First, let’s take a look at the status of a file in Alluxio, mounted from S3.
$ ./bin/alluxio fs ls -h /mnt/s3/sample_tweets_150m.csv -r-x------ <owner> <group> 149.77MB PERSISTED 09-27-2017 11:34:20:077 0% /mnt/s3/sample_tweets_150m.csv
The output shows that the file is not in memory. This file is a sample of tweets. Let’s see how many tweets mention the word ‘kitten’.
$ time ./bin/alluxio fs cat /mnt/s3/sample_tweets_150m.csv | grep -c kitten 889 real 0m22.857s user 0m7.557s sys 0m1.181s
Now, let’s see how many tweets mention the word ‘puppy’.
$ time ./bin/alluxio fs cat /mnt/s3/sample_tweets_150m.csv | grep -c puppy 1553 real 0m25.998s user 0m6.828s sys 0m1.048s
As you can see, it takes a lot of time to access the data for each command. Alluxio can accelerate
access to this data by using memory to store the data. However, the
cat shell command does not
cache data in Alluxio memory. There is a separate shell command,
load, which tells
Alluxio to store the data in memory.
$ ./bin/alluxio fs load /mnt/s3/sample_tweets_150m.csv
After loading the file, check the status with the
ls command.
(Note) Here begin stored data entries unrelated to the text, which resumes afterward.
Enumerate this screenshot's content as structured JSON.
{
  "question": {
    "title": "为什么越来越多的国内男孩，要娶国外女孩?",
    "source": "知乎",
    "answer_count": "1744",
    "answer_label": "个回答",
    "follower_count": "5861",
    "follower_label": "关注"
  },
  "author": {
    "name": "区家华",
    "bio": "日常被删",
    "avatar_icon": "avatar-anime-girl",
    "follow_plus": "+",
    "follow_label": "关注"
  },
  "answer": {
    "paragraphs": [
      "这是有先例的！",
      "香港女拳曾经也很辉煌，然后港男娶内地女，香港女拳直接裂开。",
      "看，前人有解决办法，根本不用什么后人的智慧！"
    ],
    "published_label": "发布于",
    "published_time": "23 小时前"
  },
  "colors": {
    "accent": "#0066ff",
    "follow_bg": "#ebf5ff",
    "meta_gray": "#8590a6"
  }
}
The output shows that the file is now in memory. Now that the file is memory, reading the file should be much faster now.
$ ./bin/alluxio fs ls /mnt/s3/sample_tweets_150m.csv -r-x------ <owner> <group> 149.77MB PERSISTED 09-27-2017 11:34:20:077 100% /mnt/s3/sample_tweets_150m.csv
Let’s again count the number of tweets with the word ‘puppy’.
$ time ./bin/alluxio fs cat /mnt/s3/sample_tweets_150m.csv | grep -c puppy 1553 real 0m1.917s user 0m2.306s sys 0m0.243s
As you can see, reading the file was very fast, only a few seconds! And, since the data is in Alluxio memory, you can easily read the file again just as quickly. Let’s observe this by counting how many tweets mention the word ‘bunny’.
$ time ./bin/alluxio fs cat /mnt/s3/sample_tweets_150m.csv | grep -c bunny 907 real 0m1.983s user 0m2.362s sys 0m0.240s
Stop Your Cluster
Alluxio can be stopped and started at the cluster level. Stopping means that all Alluxio services on all nodes, in this case your local computer, will be stopped. All data will remain available after the cluster is restart so long as none of the nodes in the cluster were rebooted in the meantime.
$ ./bin/alluxio-stop.sh all
Congratulations on successfully installing Alluxio on your local computer and performing some basic operations!
There are several next steps available. You can learn more about the various key features of Alluxio. You can also deploy fault tolerant Alluxio on a cluster, transparently mount storage systems with the Alluxio unified namespace, or configure your applications to work with the Alluxio file system API.